As reported last week, it is likely to need to charge 16% more in Dunedin and Queenstown, and 23% more in Central Otago and Wanaka. In Dunedin, the average monthly household lines charge will steadily increase to be $59 in 2024 and $101 in Central Otago.

This will happen as 14 lines companies switch to price increases that are roughly in line with inflation. That there is a regulatory expectation that they do so further demonstrates just how far Aurora strayed from the path its customer-owners and the commission expected of it.

Dunedin Mayor Aaron Hawkins was a councillor when the council-owned company was last year forced to acknowledge and plan to counter decades of underinvestment and neglect. Last week, he said the need for new cash was more sudden than expected, but lines charges would have increased whenever the work happened.

That is true, but the extent to which that cost would stretch its ratepaying owners was unclear until Aurora released details of its proposed three-year spending programme. The extent of the increases suggest charges that were historically not enough (and not well enough employed) are a thing of the past.

Now, customers who benefited from artificially low lines charges will have to help pay to fix the mess.
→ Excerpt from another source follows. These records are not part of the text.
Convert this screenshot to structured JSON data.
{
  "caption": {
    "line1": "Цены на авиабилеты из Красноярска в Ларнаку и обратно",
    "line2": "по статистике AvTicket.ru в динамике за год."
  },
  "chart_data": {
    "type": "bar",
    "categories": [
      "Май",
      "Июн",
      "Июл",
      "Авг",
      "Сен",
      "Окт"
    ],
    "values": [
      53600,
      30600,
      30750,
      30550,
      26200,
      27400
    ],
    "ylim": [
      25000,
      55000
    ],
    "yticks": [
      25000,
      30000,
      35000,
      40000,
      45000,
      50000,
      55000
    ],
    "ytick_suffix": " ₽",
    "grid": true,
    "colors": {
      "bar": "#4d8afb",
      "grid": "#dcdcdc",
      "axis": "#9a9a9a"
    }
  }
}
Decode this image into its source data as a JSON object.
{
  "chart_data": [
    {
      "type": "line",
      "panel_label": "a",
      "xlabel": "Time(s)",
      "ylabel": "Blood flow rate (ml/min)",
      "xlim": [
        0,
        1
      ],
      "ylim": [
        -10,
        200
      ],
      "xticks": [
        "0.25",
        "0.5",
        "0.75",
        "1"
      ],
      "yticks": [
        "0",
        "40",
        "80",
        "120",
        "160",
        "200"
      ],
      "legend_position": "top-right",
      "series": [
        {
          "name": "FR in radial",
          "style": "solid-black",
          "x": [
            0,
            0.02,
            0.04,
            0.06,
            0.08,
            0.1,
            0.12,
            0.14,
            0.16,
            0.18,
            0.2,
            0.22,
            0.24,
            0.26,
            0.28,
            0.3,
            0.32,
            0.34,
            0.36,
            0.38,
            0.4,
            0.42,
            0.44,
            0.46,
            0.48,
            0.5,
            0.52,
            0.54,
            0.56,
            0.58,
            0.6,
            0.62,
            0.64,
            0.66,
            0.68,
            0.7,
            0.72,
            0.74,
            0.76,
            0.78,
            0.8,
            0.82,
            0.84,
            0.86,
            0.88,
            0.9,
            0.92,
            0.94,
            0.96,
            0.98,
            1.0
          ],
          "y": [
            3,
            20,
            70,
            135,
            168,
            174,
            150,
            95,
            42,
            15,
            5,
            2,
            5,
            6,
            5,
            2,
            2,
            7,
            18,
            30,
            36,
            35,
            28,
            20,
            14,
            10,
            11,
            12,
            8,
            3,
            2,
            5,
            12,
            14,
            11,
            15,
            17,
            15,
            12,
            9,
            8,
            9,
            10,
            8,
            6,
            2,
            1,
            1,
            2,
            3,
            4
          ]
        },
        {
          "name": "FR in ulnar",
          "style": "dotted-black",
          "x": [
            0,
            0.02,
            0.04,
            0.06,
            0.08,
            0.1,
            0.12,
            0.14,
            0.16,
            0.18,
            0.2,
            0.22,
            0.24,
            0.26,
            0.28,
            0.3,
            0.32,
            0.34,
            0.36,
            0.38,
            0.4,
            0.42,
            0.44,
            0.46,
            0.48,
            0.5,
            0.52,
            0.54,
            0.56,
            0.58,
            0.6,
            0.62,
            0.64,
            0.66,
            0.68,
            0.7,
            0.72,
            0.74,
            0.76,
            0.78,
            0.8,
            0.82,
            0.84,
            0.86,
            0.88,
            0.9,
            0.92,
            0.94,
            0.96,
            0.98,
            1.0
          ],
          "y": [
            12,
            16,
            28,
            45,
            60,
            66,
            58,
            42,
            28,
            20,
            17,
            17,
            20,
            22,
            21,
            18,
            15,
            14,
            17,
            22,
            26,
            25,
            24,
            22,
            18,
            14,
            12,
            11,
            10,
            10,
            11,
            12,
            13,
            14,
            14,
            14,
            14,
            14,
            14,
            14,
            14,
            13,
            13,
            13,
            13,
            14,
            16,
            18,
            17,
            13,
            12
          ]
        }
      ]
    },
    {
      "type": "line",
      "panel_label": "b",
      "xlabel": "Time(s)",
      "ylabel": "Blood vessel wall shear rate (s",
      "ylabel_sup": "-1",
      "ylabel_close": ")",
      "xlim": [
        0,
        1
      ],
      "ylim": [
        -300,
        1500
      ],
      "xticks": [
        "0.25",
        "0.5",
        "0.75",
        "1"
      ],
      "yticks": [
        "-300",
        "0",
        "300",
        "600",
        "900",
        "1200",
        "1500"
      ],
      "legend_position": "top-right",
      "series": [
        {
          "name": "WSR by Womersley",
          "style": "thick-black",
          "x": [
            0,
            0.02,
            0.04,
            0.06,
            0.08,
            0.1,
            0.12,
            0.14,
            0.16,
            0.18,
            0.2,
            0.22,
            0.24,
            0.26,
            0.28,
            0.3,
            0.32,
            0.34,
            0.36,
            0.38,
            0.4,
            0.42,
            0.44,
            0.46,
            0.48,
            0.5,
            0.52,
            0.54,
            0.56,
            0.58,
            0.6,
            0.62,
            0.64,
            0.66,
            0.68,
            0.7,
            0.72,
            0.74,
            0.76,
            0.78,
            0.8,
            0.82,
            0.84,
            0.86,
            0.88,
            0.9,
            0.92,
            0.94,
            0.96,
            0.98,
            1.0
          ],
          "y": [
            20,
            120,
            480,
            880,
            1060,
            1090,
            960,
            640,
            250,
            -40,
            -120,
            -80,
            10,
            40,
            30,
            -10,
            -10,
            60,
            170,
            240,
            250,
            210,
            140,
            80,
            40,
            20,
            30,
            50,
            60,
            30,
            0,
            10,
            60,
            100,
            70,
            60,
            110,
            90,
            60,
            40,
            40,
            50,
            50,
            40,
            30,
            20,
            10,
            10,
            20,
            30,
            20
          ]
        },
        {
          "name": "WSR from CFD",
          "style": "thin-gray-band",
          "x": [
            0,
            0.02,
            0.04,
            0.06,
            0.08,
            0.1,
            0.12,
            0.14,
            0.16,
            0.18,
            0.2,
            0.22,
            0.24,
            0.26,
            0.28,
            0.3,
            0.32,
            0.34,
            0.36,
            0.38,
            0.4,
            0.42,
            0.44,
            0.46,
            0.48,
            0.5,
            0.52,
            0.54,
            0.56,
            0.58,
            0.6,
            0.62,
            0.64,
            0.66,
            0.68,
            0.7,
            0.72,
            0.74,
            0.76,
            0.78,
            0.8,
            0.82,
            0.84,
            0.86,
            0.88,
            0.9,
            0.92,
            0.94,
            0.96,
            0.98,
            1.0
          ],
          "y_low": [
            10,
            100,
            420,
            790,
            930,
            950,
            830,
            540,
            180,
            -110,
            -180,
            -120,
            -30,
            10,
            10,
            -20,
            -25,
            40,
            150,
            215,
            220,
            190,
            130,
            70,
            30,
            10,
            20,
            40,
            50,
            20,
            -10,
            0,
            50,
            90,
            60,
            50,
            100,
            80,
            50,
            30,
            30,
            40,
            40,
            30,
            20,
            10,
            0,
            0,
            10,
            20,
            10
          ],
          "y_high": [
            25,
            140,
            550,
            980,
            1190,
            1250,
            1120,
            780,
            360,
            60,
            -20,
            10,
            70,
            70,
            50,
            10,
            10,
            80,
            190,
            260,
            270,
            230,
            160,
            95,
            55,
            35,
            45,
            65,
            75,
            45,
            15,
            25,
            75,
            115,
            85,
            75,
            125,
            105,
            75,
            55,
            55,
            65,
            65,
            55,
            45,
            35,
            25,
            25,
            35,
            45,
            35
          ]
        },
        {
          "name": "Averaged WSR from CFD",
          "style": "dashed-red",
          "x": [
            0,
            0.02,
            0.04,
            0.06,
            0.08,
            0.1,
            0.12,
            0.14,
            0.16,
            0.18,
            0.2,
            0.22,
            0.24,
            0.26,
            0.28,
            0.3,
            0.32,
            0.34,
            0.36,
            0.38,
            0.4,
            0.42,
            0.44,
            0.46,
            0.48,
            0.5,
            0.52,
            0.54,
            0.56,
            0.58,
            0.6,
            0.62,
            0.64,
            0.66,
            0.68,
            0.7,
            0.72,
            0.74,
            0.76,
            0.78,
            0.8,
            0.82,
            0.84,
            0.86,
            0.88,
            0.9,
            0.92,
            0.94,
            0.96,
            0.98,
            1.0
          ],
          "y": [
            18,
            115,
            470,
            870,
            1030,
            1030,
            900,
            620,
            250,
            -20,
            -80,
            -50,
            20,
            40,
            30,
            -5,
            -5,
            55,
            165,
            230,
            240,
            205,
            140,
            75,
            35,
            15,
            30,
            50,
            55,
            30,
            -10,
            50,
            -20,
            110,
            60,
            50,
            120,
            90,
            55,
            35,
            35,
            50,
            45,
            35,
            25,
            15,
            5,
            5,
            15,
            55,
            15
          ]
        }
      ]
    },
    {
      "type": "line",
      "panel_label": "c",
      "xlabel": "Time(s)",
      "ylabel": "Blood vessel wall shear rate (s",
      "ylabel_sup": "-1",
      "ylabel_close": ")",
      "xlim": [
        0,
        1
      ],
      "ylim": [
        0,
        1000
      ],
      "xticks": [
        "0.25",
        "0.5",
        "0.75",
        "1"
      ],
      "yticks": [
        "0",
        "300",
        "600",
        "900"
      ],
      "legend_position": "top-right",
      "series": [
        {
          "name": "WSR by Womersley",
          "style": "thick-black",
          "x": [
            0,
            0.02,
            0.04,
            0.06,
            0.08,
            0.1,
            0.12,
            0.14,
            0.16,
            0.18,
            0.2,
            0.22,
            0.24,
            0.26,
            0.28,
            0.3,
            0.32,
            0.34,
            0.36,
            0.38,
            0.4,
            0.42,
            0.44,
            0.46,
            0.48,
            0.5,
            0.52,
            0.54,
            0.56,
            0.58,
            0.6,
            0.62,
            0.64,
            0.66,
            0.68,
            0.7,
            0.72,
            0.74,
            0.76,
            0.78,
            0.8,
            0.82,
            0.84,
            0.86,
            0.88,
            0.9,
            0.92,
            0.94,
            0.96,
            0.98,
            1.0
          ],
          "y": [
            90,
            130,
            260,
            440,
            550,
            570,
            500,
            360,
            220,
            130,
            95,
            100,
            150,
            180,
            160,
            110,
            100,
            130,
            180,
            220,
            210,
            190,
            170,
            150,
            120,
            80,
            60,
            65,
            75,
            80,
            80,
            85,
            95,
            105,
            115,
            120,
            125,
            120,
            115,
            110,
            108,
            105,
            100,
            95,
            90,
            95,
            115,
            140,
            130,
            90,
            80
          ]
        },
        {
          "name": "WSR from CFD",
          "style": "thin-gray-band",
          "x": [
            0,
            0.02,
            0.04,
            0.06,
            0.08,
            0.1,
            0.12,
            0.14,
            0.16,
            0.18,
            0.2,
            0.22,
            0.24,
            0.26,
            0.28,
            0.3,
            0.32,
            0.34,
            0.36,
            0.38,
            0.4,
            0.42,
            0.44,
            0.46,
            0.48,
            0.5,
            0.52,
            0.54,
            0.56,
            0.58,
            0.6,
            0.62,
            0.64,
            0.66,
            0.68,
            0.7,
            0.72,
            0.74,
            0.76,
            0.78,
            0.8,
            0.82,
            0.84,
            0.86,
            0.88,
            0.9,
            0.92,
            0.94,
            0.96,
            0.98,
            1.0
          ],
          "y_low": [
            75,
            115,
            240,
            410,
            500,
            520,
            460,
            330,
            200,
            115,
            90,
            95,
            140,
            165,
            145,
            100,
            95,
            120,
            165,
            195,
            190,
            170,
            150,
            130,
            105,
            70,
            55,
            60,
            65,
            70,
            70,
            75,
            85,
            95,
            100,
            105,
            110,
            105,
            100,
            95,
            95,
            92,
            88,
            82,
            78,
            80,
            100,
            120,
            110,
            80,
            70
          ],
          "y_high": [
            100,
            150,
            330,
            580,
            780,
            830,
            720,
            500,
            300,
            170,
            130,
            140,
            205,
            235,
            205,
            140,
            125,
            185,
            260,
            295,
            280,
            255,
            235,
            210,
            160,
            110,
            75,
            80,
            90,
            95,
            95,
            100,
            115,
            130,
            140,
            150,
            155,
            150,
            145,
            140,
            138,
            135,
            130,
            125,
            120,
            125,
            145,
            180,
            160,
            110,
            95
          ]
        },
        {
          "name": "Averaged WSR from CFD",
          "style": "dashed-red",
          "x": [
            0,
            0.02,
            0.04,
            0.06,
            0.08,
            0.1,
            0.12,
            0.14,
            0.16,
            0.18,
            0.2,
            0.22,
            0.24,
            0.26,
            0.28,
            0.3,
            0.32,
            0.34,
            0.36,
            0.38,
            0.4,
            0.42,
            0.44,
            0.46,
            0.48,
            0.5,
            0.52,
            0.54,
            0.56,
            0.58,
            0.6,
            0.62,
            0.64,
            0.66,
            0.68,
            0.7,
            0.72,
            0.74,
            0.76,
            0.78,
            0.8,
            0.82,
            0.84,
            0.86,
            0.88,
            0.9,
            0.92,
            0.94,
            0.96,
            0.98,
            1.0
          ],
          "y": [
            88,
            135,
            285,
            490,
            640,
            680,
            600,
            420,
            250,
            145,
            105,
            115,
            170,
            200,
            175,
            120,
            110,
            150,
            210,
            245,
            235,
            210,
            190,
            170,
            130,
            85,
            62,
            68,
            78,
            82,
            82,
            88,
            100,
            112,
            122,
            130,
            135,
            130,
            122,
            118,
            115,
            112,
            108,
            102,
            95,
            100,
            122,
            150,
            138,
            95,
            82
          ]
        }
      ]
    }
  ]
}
Aurora has outlined the true consumer cost of starting to tackle the legacy of a lamentable past.

Its pitch to the commission will be released for public consultation early next year. There will be further discussion about what such significant increases will mean for those on low and fixed incomes, and on how it may further contribute to energy poverty in a region where dramatic climate extremes make affordable electricity central to quality of life.

Whatever happens, Aurora will need to ask its customers to help it fix what it allowed to become broken. The $1 price rise is merely the calm before the (electrical) storm.

 

Comments

Dunedin-ites have enjoyed cheap electricity for years. I would take the new Dunedin prices any time and cheer. How does 36c per Kwh, that I have to pay in Balclutha grab you? OtagoNet have overcharged us for years and the fact that they have to reduce their charges by $9 a month is testament to this. Can't wait to receive my $9 discount, but the cynic in me suspects that the power retailer will take advantage of this and increase its charges to take account of this.
Best way to give it to energy companies is to either reduce your usage or make your own.